Shell prioriza recompras de ações em vez de rumores de aquisição da BP
Sayantan Sarkar
30 de jun. de 2025, 05:44 AM
  • A Shell negou definitivamente considerar uma oferta pela BP.
  • Os regulamentos do Reino Unido agora proíbem a Shell de licitar a BP por seis meses.
  • O pivô da BP para as energias renováveis levou a um desempenho inferior em comparação com os pares.

A Shell emitiu uma negação definitiva na quinta-feira, afirmando que não tem, e não está considerando ativamente, uma oferta pela BP.

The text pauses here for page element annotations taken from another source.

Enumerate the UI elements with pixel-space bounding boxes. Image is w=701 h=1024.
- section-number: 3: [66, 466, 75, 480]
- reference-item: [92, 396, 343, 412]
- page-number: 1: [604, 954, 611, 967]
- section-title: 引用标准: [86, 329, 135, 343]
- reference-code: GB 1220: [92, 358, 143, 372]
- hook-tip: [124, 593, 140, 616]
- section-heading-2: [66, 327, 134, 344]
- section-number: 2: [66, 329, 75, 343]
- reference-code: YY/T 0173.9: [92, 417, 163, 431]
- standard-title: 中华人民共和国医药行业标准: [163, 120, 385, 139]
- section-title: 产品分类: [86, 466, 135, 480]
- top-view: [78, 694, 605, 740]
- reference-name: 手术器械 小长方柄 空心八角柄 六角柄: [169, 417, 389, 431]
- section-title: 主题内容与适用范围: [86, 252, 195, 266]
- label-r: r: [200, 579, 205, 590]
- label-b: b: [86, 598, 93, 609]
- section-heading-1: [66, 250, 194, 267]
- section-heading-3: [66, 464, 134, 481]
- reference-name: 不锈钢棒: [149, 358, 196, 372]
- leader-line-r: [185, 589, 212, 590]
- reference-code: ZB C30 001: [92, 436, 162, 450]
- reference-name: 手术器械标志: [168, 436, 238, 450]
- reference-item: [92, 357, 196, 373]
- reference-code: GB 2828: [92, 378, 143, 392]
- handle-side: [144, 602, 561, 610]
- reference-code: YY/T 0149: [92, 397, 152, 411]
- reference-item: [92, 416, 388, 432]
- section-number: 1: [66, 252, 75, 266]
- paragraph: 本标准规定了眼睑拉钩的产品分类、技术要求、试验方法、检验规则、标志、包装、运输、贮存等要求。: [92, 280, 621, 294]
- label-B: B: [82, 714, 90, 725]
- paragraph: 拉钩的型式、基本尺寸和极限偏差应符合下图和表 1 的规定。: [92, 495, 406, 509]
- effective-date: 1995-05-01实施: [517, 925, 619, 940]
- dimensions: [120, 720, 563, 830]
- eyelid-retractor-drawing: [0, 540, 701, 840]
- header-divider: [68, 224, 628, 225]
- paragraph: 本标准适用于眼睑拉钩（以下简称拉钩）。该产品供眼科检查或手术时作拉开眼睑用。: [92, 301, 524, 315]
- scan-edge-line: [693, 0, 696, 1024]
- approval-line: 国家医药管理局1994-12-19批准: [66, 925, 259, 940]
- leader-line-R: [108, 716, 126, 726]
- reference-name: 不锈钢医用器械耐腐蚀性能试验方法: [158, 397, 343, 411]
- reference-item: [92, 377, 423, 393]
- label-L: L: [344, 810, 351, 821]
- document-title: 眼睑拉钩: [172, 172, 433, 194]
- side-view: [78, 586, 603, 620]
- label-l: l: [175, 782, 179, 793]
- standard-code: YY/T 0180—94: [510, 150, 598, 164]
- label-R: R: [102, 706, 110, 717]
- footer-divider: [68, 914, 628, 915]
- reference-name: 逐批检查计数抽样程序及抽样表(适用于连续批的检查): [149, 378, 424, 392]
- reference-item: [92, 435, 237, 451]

A empresa observou ainda que agora está sujeita aos regulamentos do Reino Unido que a proíbem de licitar pela BP pelos próximos seis meses.

Recompra mais benéfica

"Em resposta às recentes especulações da mídia, a Shell deseja esclarecer que não está considerando ativamente fazer uma oferta pela BP e confirma que não fez uma abordagem e nenhuma conversa ocorreu com a BP em relação a uma possível oferta", disse a empresa em um comunicado oficial.

Na quarta-feira, o The Wall Street Journal informou que a Shell estava em discussões para adquirir a BP, citando fontes não identificadas.

O CEO da Shell, Wael Sawan, indicou consistentemente que a recompra de ações da Shell é um uso mais benéfico do capital do que buscar uma oferta pela BP.

Shell disse:

A proibição de seis meses de fazer uma oferta por mais de 30% das ações da BP, conforme estipulado pelo Código de Aquisição do Reino Unido, pode ser reduzida.

Esse encurtamento da proibição é permitido pelos regulamentos se um novo licitante para a BP se apresentar ou se a própria BP estender um convite para uma oferta, de acordo com os regulamentos.

Atrasada

O pivô estratégico da BP em direção a fontes de energia renováveis em 2020, embora ambientalmente consciente, inadvertidamente posicionou a empresa em desvantagem quando os preços globais do petróleo e do gás experimentaram um aumento significativo.

Essa mudança de foco levou a um desempenho acentuado das ações da BP em comparação com seus pares do setor.

A rápida mudança da empresa de combustíveis fósseis para energia verde (solar, eólica, biocombustíveis) a deixou incapaz de lucrar totalmente com o aumento dos preços das commodities, ao contrário dos concorrentes que mantiveram os interesses de energia convencional.

Essa divergência de estratégia resultou em um período em que os retornos financeiros da BP ficaram para trás, pois o mercado favoreceu as empresas que se beneficiaram diretamente do aumento da demanda e dos preços de petróleo e gás.

Isso ressaltou as consequências econômicas imediatas de uma rápida transição energética em um mercado global volátil.

Apesar dos persistentes rumores de aquisição, um exame das divulgações financeiras da BP sugere que a empresa de energia britânica pode não estar tão subvalorizada quanto sua capitalização de mercado implica.

"Qualquer fusão exigiria uma reescrita do caso de investimento da Shell, que acreditamos, pelo menos inicialmente, prejudicaria a confiança dos acionistas", disse o analista de ações do UBS, Joshua Stone, em um relatório da Reuters.